… is from page 263 of my emeritus Nobel laureate colleague – and now Chapman University professor – Vernon Smith‘s essay “Adam Smith and Experimental Economics: Sentiments to Wealth,” which is chapter 16 in the forthcoming (2016) volume from Princeton University Press and edited by Ryan Patrick Hanley, Adam Smith: His Life, Thought, and Legacy (citations omitted; links added; original emphasis):
In Wealth [of Nations] property is necessary but not sufficient, and Adam Smith supplies the essential Discovery Axiom that fuels wealth creation: “the propensity to truck, barter and exchange.” Just as in [The Theory of Moral] Sentiments, it is process all the way up; it’s not about the whiteboard mechanics of market clearing prices and outcomes, based on specialization, that creates wealth; it’s about the discovery of prices, whose very existence call for comparisons that otherwise would not be made between one’s own circumstances and that of all others as revealed in prices as they form; prices provide the connection between the individual and all others in economic commerce, just as the “impartial spectator” is the connecting link between the individual and all others in social commerce. This price discovery perspective in Wealth was lost in the neoclassical marginal revolution and its aftermath. Instead of supplementing the price discovery process in Wealth, it was displaced by equilibrium market statics until revived by Hayek’s critique of price theory and the unexpected results of laboratory market experiments.

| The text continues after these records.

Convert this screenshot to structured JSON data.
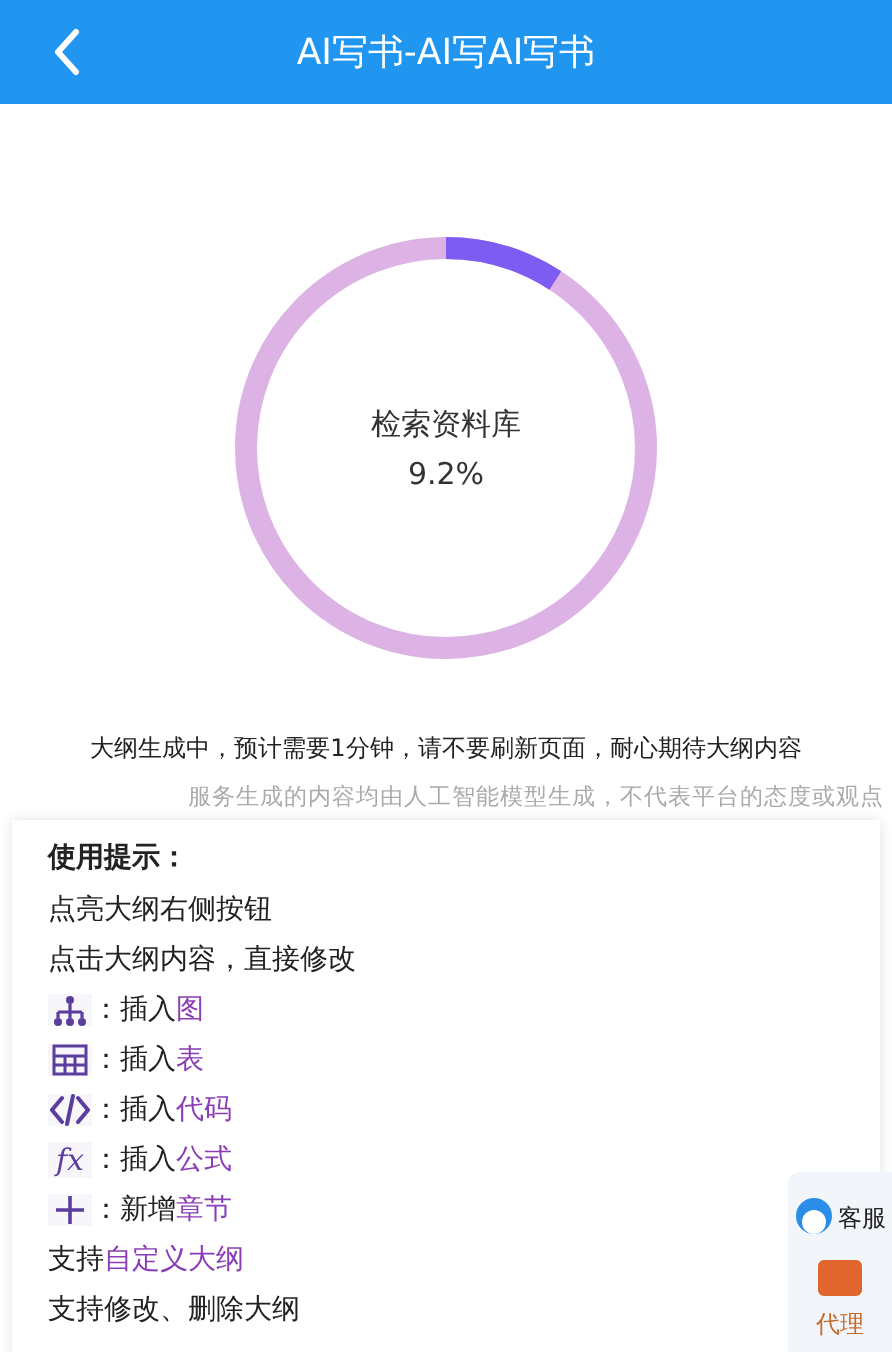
{
  "header": {
    "title": "AI写书-AI写AI写书"
  },
  "progress": {
    "label": "检索资料库",
    "reading": "9.2%"
  },
  "message": "大纲生成中，预计需要1分钟，请不要刷新页面，耐心期待大纲内容",
  "disclaimer": "服务生成的内容均由人工智能模型生成，不代表平台的态度或观点",
  "tips": {
    "title": "使用提示：",
    "items": [
      {
        "kind": "text",
        "before": "点亮大纲右侧按钮"
      },
      {
        "kind": "text",
        "before": "点击大纲内容，直接修改"
      },
      {
        "kind": "hierarchy",
        "before": "：插入",
        "link": "图"
      },
      {
        "kind": "table",
        "before": "：插入",
        "link": "表"
      },
      {
        "kind": "code",
        "before": "：插入",
        "link": "代码"
      },
      {
        "kind": "formula",
        "glyph": "fx",
        "before": "：插入",
        "link": "公式"
      },
      {
        "kind": "plus",
        "before": "：新增",
        "link": "章节"
      },
      {
        "kind": "text",
        "before": "支持",
        "link": "自定义大纲"
      },
      {
        "kind": "text",
        "before": "支持修改、删除大纲"
      }
    ]
  },
  "float_panel": {
    "service": "客服",
    "agent": "代理"
  }
}
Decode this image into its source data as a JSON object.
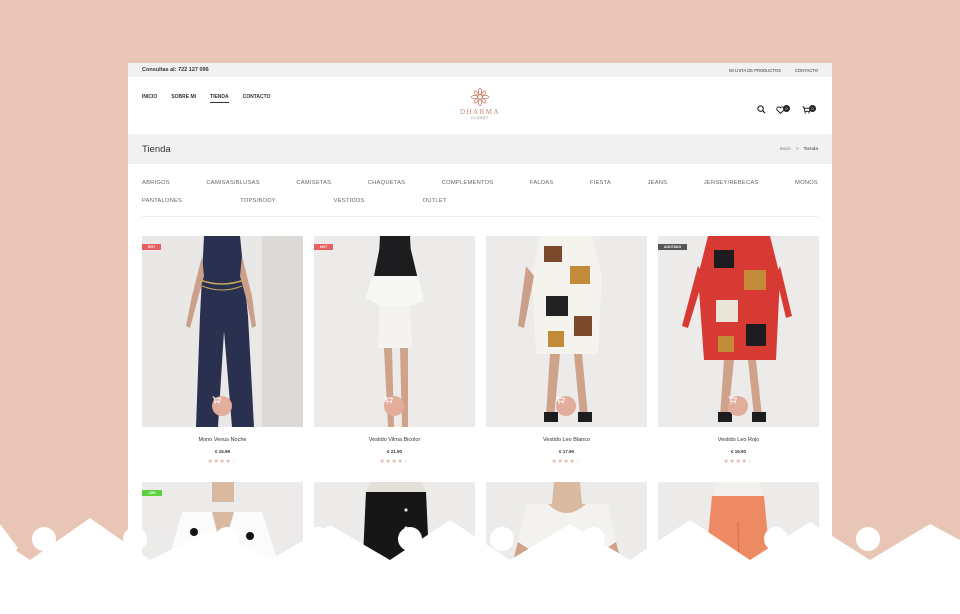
{
  "topbar": {
    "contact": "Consultas al: 722 127 096",
    "links": [
      "MI LISTA DE PRODUCTOS",
      "CONTACTO"
    ]
  },
  "nav": [
    "INICIO",
    "SOBRE MI",
    "TIENDA",
    "CONTACTO"
  ],
  "logo": {
    "brand": "DHARMA",
    "sub": "CLOSET"
  },
  "header_actions": {
    "wishlist_count": "0",
    "cart_count": "0",
    "icons": [
      "search-icon",
      "heart-icon",
      "cart-icon"
    ]
  },
  "page": {
    "title": "Tienda",
    "breadcrumb": [
      "Inicio",
      "Tienda"
    ],
    "breadcrumb_sep": ">"
  },
  "categories_row1": [
    "ABRIGOS",
    "CAMISAS/BLUSAS",
    "CAMISETAS",
    "CHAQUETAS",
    "COMPLEMENTOS",
    "FALDAS",
    "FIESTA",
    "JEANS",
    "JERSEY/REBECAS",
    "MONOS"
  ],
  "categories_row2": [
    "PANTALONES",
    "TOPS/BODY",
    "VESTIDOS",
    "OUTLET"
  ],
  "products": [
    {
      "name": "Mono Venus Noche",
      "price": "€ 15.99",
      "tag": "HOT",
      "tag_color": "#e95e5e",
      "rating": 4
    },
    {
      "name": "Vestido Vilma Bicolor",
      "price": "€ 21.90",
      "tag": "HOT",
      "tag_color": "#e95e5e",
      "rating": 4
    },
    {
      "name": "Vestido Leo Blanco",
      "price": "€ 17.90",
      "tag": "",
      "tag_color": "",
      "rating": 4
    },
    {
      "name": "Vestido Leo Rojo",
      "price": "€ 16.90",
      "tag": "AGOTADO",
      "tag_color": "#555555",
      "rating": 4
    }
  ],
  "products_row2": [
    {
      "tag": "-15%",
      "tag_color": "#5cd13c"
    },
    {
      "tag": "",
      "tag_color": ""
    },
    {
      "tag": "",
      "tag_color": ""
    },
    {
      "tag": "",
      "tag_color": ""
    }
  ],
  "colors": {
    "accent": "#e2ad9a",
    "background": "#e8c5b5",
    "topbar": "#f1f1f2"
  }
}
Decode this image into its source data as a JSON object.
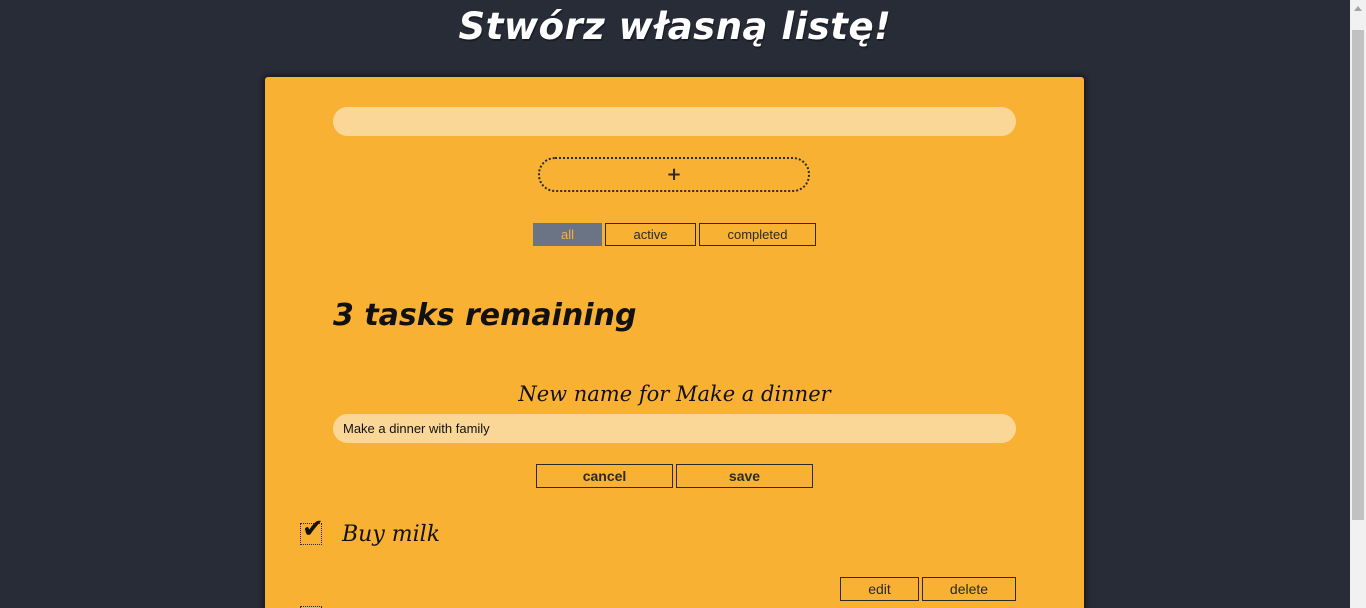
{
  "header": {
    "title": "Stwórz własną listę!"
  },
  "form": {
    "new_task_value": "",
    "add_label": "+"
  },
  "filters": [
    {
      "label": "all",
      "pressed": true
    },
    {
      "label": "active",
      "pressed": false
    },
    {
      "label": "completed",
      "pressed": false
    }
  ],
  "status": {
    "remaining": "3 tasks remaining"
  },
  "edit_form": {
    "label": "New name for Make a dinner",
    "value": "Make a dinner with family",
    "cancel_label": "cancel",
    "save_label": "save"
  },
  "tasks": [
    {
      "name": "Buy milk",
      "completed": true,
      "edit_label": "edit",
      "delete_label": "delete"
    }
  ],
  "colors": {
    "background": "#282c37",
    "card": "#f8b133",
    "input": "#fbd797",
    "selected_filter": "#6b7485"
  },
  "icons": {
    "checkmark": "check-icon",
    "add": "plus-icon"
  }
}
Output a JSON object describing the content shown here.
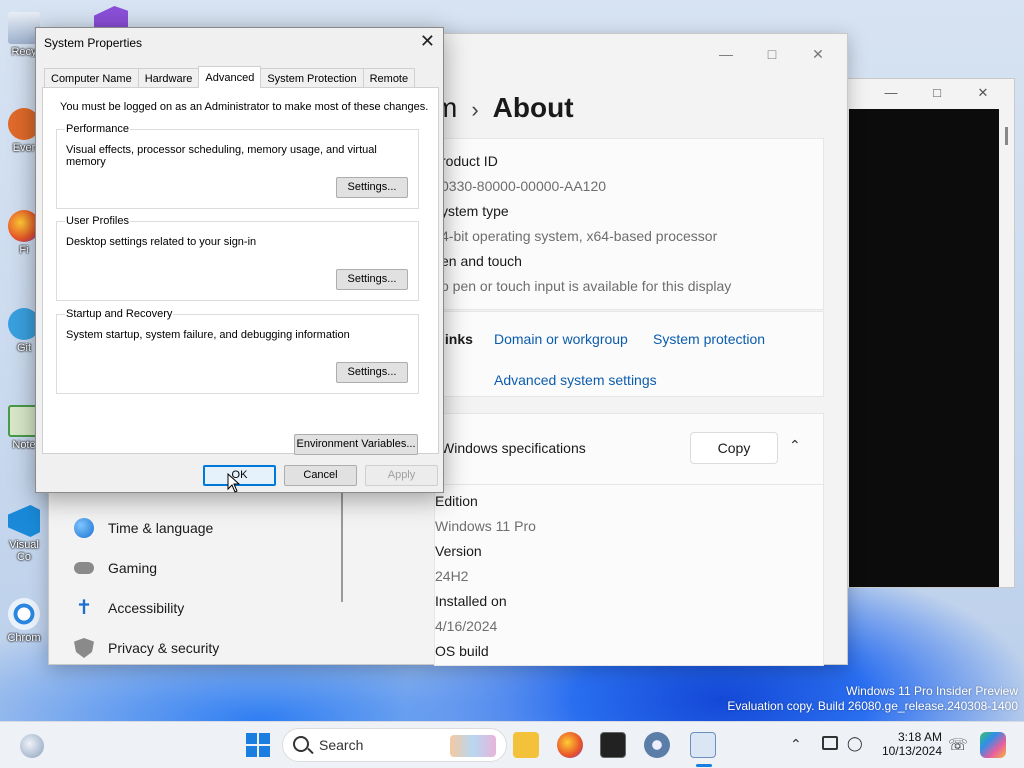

Those who would interfere with the market’s pricing process in an attempt to improve that process and its results are akin to those who would interfere with people’s freedom of speech and the press in order to improve that process and its results. The hubris of such people is manifest. Worse, their lack of understanding of both the logic and of the importance of the process that they would subvert with their own notions of what its specifics ‘should’ be is deeply harmful if policy advice offered by such people is taken seriously.